第74話 令和14年夏場所①
横綱38場所目のコシは23歳で迎える最後の場所に向けて、精力的に稽古をこなしていた。
「え?稽古場に子供達を?」
「まだ早すぎたかしら?」
「いや、俺は反対する理由は特に無いけんだけど?」
「こう言うのに早すぎるって事は無いと思うの。」
「ゆいPまさか、子供達を力士に?」
「決めるのは子供達だけどね?」
「時津川親方に聞いてみるよ。」
「え?コシの子供達を稽古場に?まだ1歳にも満たない赤ん坊達じゃないか?」
「安全には充分配慮しますので!」
「分かった。許可しよう。」
「へぇ~。あれがコシ関のブラザーズ達ですか?」
「歳の割にはビッグBabyですね?」
「それ、ドクターにも言われたよ。3人とも大きくなるぞ?」
「まわしじゃなくて、おしめまいてるじゃないですか?」
「もう少し大きくなったら、子供用のまわしをしめて稽古させるつもりだ。」
「英才教育っすね?」
「まぁ、もちろん相撲以外の選択肢もあるけどな。」
「山田3兄弟が相撲界を席巻する日もそう遠くないでしょうね?」
と、まぁ時津川部屋に新風が舞い込んだが、各力士達は、自分の課題に必死であった。場所入りしてからは、子供達の姿は稽古場からは消えたが、ゆいPと一緒にTVの前で、応援する事になった。

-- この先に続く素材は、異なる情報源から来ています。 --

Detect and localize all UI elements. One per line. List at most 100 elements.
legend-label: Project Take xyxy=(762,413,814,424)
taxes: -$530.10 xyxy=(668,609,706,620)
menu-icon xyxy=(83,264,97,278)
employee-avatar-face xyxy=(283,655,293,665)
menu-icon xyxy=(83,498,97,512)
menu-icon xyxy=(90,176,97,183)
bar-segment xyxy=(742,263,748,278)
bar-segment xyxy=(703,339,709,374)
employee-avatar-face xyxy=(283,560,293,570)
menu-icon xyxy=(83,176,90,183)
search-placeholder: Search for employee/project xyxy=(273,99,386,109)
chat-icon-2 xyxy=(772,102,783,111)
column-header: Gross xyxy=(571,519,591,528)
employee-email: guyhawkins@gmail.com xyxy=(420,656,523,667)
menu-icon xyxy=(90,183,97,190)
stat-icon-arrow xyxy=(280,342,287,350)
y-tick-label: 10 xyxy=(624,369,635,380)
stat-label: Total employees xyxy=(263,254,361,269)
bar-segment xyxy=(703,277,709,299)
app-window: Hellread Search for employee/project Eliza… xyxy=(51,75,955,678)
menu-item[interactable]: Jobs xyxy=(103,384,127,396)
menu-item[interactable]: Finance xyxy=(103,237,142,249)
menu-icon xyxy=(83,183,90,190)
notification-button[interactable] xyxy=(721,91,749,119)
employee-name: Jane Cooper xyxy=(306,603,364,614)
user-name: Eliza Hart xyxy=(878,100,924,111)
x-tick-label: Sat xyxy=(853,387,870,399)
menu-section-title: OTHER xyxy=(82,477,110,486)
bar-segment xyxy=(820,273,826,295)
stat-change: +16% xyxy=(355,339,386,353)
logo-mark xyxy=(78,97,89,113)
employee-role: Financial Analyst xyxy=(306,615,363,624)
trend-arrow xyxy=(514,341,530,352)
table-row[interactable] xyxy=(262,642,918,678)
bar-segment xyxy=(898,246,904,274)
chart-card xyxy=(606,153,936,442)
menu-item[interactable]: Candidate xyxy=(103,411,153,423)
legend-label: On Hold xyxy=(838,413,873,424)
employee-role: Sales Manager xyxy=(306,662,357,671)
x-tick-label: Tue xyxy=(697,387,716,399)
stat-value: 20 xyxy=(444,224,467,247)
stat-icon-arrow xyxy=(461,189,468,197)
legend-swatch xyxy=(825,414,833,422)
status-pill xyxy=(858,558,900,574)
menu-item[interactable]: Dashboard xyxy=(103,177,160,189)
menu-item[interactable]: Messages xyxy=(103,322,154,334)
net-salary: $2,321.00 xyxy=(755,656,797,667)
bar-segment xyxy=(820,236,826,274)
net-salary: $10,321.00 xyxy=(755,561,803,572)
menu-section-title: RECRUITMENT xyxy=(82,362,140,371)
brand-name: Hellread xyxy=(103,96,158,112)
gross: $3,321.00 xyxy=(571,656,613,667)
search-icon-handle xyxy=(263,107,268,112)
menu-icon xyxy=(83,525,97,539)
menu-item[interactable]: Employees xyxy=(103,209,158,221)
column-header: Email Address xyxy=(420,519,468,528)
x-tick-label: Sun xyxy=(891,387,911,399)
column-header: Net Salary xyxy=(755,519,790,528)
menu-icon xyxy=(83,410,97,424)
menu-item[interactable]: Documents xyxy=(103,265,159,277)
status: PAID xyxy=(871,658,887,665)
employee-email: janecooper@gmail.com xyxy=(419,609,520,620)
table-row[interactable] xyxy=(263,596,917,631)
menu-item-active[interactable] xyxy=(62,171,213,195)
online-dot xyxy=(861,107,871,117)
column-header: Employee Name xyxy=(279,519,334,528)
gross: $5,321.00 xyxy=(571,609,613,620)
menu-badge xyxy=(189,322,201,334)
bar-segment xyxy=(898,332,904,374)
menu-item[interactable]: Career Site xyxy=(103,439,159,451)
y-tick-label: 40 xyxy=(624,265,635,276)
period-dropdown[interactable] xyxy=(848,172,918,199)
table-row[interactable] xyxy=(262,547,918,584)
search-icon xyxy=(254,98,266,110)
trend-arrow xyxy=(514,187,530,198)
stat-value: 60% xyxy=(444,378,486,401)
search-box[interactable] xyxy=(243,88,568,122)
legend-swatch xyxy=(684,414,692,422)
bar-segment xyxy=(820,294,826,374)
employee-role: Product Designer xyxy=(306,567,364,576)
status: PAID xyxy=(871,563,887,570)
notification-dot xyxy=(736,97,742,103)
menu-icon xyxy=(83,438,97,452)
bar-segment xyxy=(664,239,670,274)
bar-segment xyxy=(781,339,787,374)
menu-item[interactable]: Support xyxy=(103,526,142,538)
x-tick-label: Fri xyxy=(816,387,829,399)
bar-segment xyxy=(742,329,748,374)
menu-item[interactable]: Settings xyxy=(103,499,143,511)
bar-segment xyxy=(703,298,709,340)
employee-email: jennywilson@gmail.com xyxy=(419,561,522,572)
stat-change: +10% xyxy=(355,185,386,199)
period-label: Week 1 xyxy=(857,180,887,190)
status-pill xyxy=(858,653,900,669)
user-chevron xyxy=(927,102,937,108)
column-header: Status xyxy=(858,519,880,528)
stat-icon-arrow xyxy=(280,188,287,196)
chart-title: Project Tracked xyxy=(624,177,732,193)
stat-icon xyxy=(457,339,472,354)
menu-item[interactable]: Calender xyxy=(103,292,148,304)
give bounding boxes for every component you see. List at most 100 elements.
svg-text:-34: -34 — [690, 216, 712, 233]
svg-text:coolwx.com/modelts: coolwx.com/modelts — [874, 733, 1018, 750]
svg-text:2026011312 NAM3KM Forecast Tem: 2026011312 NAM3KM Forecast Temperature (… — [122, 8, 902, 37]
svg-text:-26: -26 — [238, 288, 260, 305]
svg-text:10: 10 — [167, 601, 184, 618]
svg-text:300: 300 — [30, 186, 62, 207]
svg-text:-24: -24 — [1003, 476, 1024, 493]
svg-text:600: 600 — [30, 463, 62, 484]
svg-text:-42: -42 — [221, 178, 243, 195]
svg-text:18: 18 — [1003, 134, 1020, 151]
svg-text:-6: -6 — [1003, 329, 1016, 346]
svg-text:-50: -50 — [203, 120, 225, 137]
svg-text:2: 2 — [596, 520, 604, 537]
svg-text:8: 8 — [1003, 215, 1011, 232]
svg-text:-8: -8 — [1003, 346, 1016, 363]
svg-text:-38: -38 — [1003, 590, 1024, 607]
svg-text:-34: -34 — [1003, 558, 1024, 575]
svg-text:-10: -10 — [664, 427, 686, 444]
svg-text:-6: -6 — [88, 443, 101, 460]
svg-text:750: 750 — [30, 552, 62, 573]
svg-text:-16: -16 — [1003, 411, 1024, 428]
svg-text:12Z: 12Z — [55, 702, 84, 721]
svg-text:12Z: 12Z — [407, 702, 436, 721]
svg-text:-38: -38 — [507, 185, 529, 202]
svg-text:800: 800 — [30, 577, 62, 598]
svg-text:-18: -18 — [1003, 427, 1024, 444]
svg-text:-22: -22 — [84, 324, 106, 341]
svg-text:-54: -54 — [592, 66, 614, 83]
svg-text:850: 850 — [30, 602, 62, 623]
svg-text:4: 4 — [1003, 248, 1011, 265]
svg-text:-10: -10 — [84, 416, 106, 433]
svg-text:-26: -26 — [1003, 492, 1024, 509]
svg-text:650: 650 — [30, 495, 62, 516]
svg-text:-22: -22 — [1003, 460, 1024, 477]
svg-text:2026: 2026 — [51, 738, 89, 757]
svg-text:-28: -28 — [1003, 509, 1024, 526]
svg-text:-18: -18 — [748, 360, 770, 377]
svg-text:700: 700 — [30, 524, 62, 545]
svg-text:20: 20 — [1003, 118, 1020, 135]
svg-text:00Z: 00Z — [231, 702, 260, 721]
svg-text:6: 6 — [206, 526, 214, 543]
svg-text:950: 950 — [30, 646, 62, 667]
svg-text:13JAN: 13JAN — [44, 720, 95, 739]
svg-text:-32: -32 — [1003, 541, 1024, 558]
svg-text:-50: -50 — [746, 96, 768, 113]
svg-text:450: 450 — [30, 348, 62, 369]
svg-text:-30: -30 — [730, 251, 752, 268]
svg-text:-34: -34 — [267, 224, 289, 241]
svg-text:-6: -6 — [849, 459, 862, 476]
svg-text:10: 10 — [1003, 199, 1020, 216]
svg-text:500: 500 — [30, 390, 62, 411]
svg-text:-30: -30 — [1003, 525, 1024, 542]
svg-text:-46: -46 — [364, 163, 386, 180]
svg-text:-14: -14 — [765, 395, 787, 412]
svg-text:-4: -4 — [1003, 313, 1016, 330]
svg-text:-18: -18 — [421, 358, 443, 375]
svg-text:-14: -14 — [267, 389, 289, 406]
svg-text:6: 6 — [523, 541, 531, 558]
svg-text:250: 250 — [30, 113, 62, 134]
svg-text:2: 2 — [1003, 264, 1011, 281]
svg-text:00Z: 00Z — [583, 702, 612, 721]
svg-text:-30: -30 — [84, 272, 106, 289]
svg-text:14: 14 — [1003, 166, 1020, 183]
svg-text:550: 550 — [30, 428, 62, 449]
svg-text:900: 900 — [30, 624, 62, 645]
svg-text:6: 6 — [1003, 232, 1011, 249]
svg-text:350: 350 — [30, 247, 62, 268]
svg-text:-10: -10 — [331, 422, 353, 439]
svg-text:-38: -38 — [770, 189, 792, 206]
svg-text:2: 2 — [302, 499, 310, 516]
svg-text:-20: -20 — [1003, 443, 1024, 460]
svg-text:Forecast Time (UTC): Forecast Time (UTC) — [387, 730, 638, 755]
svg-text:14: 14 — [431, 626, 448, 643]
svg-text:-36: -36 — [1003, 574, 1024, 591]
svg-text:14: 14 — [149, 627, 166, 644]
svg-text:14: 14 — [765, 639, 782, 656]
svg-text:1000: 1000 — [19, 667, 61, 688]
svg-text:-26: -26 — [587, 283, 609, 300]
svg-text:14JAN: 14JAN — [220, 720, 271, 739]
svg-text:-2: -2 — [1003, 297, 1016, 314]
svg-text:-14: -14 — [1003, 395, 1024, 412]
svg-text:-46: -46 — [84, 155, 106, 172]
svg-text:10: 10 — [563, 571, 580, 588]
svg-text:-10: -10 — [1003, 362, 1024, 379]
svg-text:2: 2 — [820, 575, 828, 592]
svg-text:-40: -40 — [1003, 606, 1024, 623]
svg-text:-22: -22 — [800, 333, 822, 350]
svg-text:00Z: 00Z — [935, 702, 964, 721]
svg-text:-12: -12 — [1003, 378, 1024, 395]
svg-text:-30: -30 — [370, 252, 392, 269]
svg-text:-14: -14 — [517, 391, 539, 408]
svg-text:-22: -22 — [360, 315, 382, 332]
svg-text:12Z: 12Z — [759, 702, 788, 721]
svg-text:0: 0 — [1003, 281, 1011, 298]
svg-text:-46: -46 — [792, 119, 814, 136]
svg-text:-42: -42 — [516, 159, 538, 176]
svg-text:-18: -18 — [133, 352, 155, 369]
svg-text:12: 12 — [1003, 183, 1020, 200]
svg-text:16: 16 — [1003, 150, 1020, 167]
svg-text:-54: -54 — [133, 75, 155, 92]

初日、横綱越乃海は新小結の武蔵風と対戦。格の違いを見せつけ3秒で押し出した。コシの生命線である立ち合いの馬力は全く衰えず、それどころか進化をしており、これを攻略するのは至難の技とも言えた。今場所はそれに加えて強烈な張り差しも見せて、多彩な攻撃を試していた。もろはずや、かち上げ等も絡めながらの得意のぶちかましが活かされて、前半戦は中日給金直しの8連勝で首位ターンを見せつけた。
両国に自宅を構えていたコシは地方場所以外の本場所にあっては、部屋ではなく家から通った。もちろん、師匠の時津川親方の許可は得ている。それが許される様になったのは、3つ子が生まれた1年前位からの特別待遇であった。施工されていた新築の一軒家が同時期に完成し、家族5人が引っ越して来た。コシは稽古や地方場所で家を空ける機会が多々あったが、お手伝いに荒垣忍(女性)さんを雇い、料理や3兄弟の世話をゆいPと共にやってもらっていた。忍さんは、料理がめちゃくちゃ上手く、過去にはTVで取り上げられた事のある有名な家政婦であった。
「なぁ?金の心配なんて要らないんだけどさ、家政婦さんでも雇わない?」
「え?まぁ、一人居てくれるだけで、全然私としては、良いけど?」
「3人が大きくなったら、やんちゃだしね?」
「確かに今はミルクだけ用意すれば良いから、良いけど離乳食3人分は確かに結構大変かもね?」
「っつー事で、忍さんよろしくお願いします。ボーナスも付けるんで、我が家を助けてやって下さい。」
「はい。よろしくお願いします。」
と、荒垣忍さんとは、月給40万円プラスボーナスで契約する事になった。とりあえず3年契約と言う事で横綱越乃海の専属家政婦として、ゆいPの養育活動に手を貸す事で両者は折り合ったのであった。